OPEC Meeting to Discuss Oil Cutback Failures Comes As Worries Grow Over Venezuela's Potential Collapse

by Ship & Bunker News Team
Friday July 28, 2017

Although considerable scrutiny has already been focused by the analytical community on why certain members of the Organization of the Petroleum Exporting Countries (OPEC) are falling behind in their pledges to limit production under the cartel's cutback agreement, people familiar with the matter told Bloomberg that OPEC will convene in Abu Dhabi as early as next week to discuss the matter.

Presumably, talk could also include the precarious situation in Venezuela, which experts say could become the first sovereign oil producer to "fully fail" if president Nicolas Maduro on Sunday attempts to cement his power by forming a new National Constituent Assembly (ANC) composed of Maduro supporters that would supersede other legislative bodies.

Venezuela as well as Algeria (who have averaged a 39 and 70 percent cutback compliance to date) won't attend the OPEC meeting, which is being chaired by Kuwait and Russia; however, according to the sources, Iraq (whose compliance slumped to 29 percent in June) has indicated it will attend, and others have yet to confirm their presence.

The sources predict that some nations will argue that the independent bodies used by OPEC to determine compliance overestimate their production levels.

It is unclear whether the meeting will be an opportunity for Saudi Arabia to follow through on its vow to increase pressure on cheating members.

While the outcome of the meeting may well affect oil prices, the Venezuela situation is likely to have a far greater impact if the ANC is formed, which would allow Maduro - widely blamed for sending the republic into an economic tailspin - to rewrite the country's constitution as he pleases.

Helima Croft, global head of commodity strategy at RBC Capital Markets, said in a note that  U.S. president Donald Trump has "issued stark warnings to Maduro about the elections and is
reportedly giving serious consideration to targeting the country's oil sector by either banning Venezuelan imports into the United States or prohibiting the use of dollars in [state-run oil company] PDVSA transactions."

She added that "Either measure would result in extreme economic duress; with the country's foreign reserves recently having fallen below $10 billion, PDVSA will be extremely hard pressed to avoid a disorderly default in the autumn or continue any semblance of regular salary payments."

Croft concluded that "Unless Maduro has an 11th-hour change of heart, Venezuela appears poised to earn the dubious distinction of being the first sovereign oil producer to fully fail."
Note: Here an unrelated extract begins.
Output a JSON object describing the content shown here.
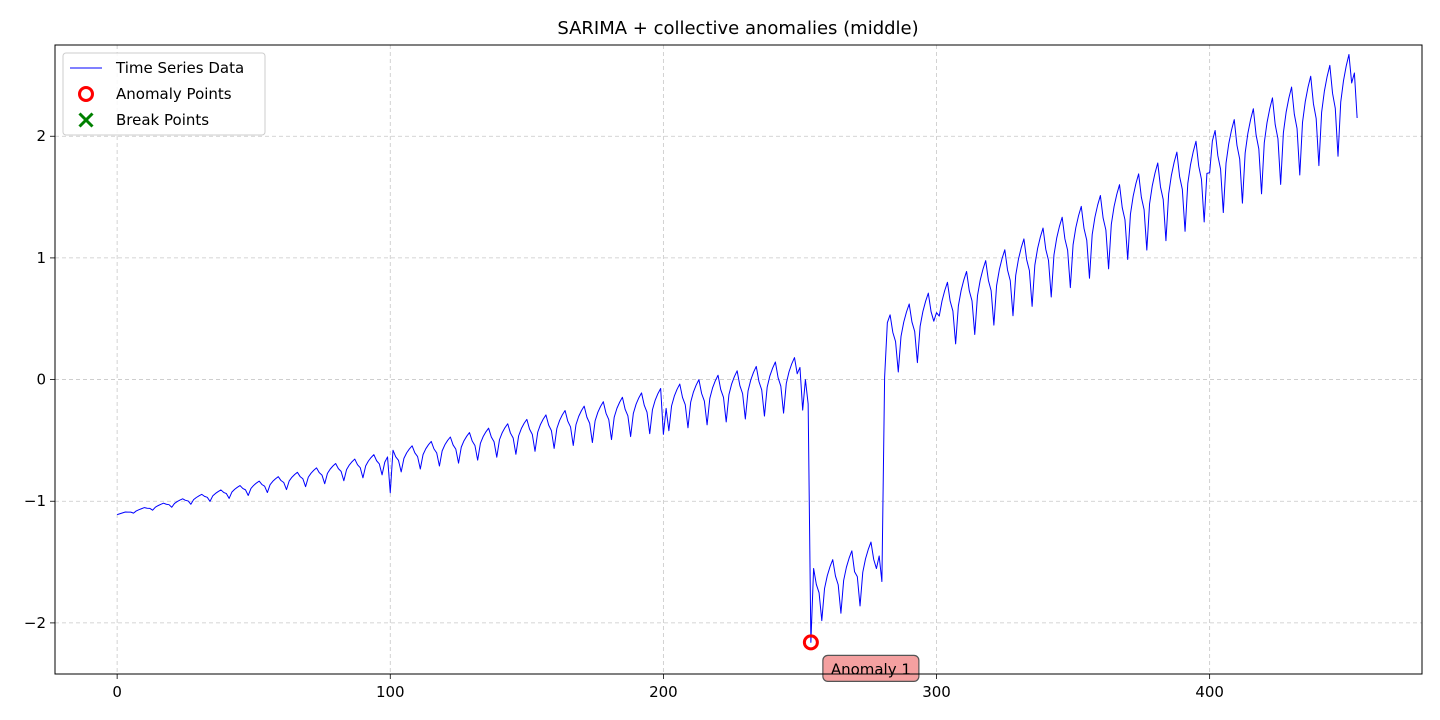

But depending on one's viewpoint, Maduro's bid for outright dictatorship - which may prove troublesome for OPEC - doesn't necessarily spell calamity for the global crude market: recently, Olivier Jakob, managing director for PetroMatrix, pointed out that "the market has been tightening and the refinery margins are strong; you add geopolitical risk premium for Venezuela, and you've got a strong market."